The Last Equation of Isaac Severy(33)
At Philip’s feet was a large, yellowing fur rug and above him a collection of what appeared to be fiberglass animal heads, all of them white, affixed above the desk and along the walls. The heads, which glowed softly like Japanese lanterns, stared down from their wooden plaques: lion, zebra, rhinoceros, buffalo, antelope.
Nellie noticed him peering up at an unfazed lioness. “Aren’t they beautiful?”
“I haven’t decided.” In truth, he found them unnerving.
“They’re trophies from Humane Hunt,” she said, taking a seat in Mr. Lyons’s leather chair.
“Never heard of it.”
“That’s because Mr. Lyons invented it. Club members can hunt down real Kenyan or Tanzanian game without killing them.” She gestured to a glass case in the corner near the door. Inside were a pair of what looked like futuristic hunting rifles. “It’s similar to a taser, though it works at greater distances, delivering a jolt of electricity that temporarily stuns the prey. The hunter then uses a special camera to capture the 3-D contours of the animal, which—”
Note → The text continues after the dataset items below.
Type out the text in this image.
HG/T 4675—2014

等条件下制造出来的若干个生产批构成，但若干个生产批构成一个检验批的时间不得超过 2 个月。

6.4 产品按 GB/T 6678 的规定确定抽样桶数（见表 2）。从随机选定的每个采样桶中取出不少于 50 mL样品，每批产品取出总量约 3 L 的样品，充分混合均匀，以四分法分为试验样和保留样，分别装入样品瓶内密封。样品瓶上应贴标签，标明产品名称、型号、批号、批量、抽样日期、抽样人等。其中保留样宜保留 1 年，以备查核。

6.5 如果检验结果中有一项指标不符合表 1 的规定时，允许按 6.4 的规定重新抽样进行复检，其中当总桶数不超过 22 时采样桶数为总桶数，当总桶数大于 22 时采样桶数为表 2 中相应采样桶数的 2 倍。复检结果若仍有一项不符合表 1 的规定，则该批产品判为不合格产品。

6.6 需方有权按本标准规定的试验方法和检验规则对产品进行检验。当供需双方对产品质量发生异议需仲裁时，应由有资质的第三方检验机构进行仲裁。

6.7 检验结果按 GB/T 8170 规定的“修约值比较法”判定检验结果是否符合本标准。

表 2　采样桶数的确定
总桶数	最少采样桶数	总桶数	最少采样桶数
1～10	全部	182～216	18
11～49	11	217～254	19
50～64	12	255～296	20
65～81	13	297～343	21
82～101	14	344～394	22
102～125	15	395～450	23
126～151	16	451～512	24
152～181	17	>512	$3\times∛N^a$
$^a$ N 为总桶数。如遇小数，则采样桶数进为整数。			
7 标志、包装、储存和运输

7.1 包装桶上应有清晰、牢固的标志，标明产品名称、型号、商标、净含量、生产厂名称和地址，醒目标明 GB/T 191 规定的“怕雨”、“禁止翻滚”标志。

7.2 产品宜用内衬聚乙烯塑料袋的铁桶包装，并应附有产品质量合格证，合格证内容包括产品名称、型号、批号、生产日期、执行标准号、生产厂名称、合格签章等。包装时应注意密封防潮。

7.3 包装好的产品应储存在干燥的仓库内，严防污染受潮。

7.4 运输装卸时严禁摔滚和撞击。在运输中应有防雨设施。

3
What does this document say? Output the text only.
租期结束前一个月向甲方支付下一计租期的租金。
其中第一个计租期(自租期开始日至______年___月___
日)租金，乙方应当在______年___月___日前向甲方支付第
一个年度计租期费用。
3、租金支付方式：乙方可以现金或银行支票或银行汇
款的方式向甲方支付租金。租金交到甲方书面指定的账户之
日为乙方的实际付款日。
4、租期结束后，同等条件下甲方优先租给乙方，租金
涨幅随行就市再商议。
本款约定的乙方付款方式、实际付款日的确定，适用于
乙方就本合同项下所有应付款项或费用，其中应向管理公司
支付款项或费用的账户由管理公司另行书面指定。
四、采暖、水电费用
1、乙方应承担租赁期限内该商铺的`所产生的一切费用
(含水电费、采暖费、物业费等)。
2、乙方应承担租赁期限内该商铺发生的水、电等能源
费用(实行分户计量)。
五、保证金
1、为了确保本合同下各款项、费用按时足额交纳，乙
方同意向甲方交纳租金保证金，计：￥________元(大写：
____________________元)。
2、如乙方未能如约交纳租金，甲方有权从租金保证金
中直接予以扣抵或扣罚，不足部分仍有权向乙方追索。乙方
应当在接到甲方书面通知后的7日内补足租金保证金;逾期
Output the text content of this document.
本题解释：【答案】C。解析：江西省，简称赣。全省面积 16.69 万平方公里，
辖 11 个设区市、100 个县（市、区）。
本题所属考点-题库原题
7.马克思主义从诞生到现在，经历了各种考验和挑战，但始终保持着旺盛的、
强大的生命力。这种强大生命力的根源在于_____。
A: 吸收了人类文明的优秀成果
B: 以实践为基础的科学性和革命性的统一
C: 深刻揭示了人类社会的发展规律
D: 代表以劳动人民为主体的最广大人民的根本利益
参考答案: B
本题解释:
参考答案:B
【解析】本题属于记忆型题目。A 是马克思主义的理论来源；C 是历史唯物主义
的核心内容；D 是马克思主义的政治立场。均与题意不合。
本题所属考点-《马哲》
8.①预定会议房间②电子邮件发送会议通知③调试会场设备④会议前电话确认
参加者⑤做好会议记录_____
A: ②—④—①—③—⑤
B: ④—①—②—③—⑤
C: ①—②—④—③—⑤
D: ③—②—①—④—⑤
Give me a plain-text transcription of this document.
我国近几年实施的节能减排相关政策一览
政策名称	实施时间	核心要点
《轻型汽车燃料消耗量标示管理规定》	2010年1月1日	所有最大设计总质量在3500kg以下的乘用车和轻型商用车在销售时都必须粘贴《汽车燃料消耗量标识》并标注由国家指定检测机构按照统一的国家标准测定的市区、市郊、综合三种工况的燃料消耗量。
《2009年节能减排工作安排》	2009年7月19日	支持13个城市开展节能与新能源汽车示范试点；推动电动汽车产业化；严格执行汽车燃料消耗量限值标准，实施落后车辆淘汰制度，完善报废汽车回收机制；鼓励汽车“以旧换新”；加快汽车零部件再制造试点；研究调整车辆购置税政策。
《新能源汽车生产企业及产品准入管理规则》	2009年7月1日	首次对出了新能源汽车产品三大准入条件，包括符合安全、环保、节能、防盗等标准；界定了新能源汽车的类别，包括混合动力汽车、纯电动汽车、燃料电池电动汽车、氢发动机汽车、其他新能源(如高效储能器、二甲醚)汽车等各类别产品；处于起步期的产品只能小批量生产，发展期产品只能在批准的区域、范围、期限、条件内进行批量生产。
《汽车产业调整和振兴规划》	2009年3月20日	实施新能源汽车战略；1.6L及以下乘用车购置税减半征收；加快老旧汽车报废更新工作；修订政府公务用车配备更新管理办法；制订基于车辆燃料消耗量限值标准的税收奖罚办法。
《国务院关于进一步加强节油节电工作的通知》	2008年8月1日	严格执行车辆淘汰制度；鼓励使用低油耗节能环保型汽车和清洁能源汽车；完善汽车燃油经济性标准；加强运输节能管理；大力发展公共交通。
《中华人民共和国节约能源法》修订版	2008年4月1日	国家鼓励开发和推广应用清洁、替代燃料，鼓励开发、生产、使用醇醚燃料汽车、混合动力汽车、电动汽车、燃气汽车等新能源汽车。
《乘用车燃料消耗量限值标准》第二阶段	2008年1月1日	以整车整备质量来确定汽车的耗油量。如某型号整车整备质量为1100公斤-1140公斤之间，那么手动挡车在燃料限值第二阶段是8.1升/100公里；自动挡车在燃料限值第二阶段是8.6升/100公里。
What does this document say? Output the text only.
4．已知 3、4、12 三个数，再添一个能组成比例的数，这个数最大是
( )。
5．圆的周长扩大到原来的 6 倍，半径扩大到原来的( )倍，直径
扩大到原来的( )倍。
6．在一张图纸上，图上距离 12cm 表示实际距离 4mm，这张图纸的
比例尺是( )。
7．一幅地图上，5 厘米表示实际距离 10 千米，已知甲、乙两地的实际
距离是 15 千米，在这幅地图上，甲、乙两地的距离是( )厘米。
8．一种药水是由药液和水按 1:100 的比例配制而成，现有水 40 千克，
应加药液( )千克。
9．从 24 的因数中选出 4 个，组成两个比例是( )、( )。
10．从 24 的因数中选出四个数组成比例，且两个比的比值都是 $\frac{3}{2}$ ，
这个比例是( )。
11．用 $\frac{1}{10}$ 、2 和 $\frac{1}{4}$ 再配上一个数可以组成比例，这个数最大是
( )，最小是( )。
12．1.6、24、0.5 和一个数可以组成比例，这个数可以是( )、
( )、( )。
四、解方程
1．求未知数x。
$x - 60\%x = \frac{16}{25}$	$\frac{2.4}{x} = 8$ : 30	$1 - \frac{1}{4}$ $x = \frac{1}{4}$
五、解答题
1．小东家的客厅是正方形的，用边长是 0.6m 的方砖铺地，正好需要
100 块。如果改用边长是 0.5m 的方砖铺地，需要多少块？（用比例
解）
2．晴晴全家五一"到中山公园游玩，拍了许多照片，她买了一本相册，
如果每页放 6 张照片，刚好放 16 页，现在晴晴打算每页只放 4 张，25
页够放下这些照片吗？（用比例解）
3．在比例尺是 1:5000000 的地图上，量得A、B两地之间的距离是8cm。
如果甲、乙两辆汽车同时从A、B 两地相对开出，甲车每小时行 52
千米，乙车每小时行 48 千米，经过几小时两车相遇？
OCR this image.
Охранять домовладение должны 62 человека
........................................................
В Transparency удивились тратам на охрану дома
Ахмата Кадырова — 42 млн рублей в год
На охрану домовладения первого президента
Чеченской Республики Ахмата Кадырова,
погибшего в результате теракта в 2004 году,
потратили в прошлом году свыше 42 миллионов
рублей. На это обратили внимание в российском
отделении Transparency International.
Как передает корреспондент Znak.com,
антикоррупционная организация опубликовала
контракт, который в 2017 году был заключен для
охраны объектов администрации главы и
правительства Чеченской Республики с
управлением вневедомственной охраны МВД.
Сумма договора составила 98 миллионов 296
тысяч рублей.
“I get it. You create a mold of the head and throw it up on your wall like a real trophy. I’m sure the animal experiences no stress or upset whatsoever.”
“Exactly,” she said, oblivious to the sarcasm. “As long as the hunter is careful, his prey wakes up within twenty minutes unharmed.”
Philip looked down at the fur beneath his feet. “What about the rug?”
“Oh, a casualty, I’m afraid.” She blinked at it with what looked to be genuine sorrow. “The method isn’t flawless.”
Philip took a seat at the immense desk opposite her. “So while I’m kept waiting, how about fielding a few of my questions? No bullshit answers this time.”
“I’m sure Mr. Lyons would be happy to—”
“I’d like to hear from Ms. Stone.”
She leaned back. “What would you like to know?”
“How he makes his money, what this Government-Scholar business is, and why Lyons has been after my father all these years.”
Nellie laughed. “But you and he will have nothing left to say to each other.”
“You can start with the money,” he said coolly, trying to project a sense of control he didn’t feel.
Nellie took a sip of water before answering. “Some of it’s family money; he makes no secret of that. But Mr. Lyons has also made a very successful business by tapping into the intellectual wealth of our country, acting as a kind of matchmaker between government and academia—scientists in particular: mathematicians, physicists, geneticists, neuroscientists. The US government, even its military contractors, are woefully ill-equipped to digest all the strategic promise coming out of the academic community. There would be countless missed opportunities if it weren’t for his keeping up on not just scholarly developments but also emerging talent. It’s because of Lyons that nanotechnology has already found its way into the military, not to mention several technologies we now take for granted. I can’t disclose specifics, of course, but he likes to find talent early, before research is published, which involves a bit of creative persistence.”
“Creative persistence, is that what you call it?”
“He can be aggressive when going after someone he admires, yes.”
Philip was rethinking his earlier summation of Nellie as a dunderhead. The way she spoke of her boss’s business seemed to go beyond rote memorization and into deep admiration.
Philip pressed her. “My father found his aggression to be borderline stalking.”
“There is a private detective aspect to his work, sure,” she replied. “You won’t find him popping up in the news or on any search engines, because GSR is operating, quite necessarily, under the radar. If he wants the government to benefit from these connections, he has to make sure that others can’t benefit—particularly the governments of rival countries. And that involves discretion.”
“If everyone is enlightened, no one is.”
“That’s the general idea.”
“Why not broker between science and business? Surely there’s more money in it.”
“Mr. Lyons is a patriot. He does have clients in the business world, but Uncle Sam comes first.”
She smiled proudly.
“You’re being strangely forthcoming for having told my father nothing for so long.”
“Well, we can’t have you bolting for the door before our host arrives.” Nellie pulled out a cigarette case and extended it to him. They were Dunhills.
“How’d you know I smoke?”
“I didn’t.”
He longed to pluck just one cigarette from its silver bed, but declined. “Better not. They’re migraine fuel.”
Nellie lit one for herself. The linen of her suit quivered as she stepped to the window.
“I should correct you,” she said, sliding the window open. “Your father wasn’t unaware of all I just told you. He came here several times in the months before he died.”
“He met with Lyons? That’s not possible.”
Nellie sent a lungful of smoke slinking outside. “I should know. I was here.”
Philip stiffened in his seat, digesting the idea that his father had deliberately kept this from him, had hidden something that had become a private punch line between father and son.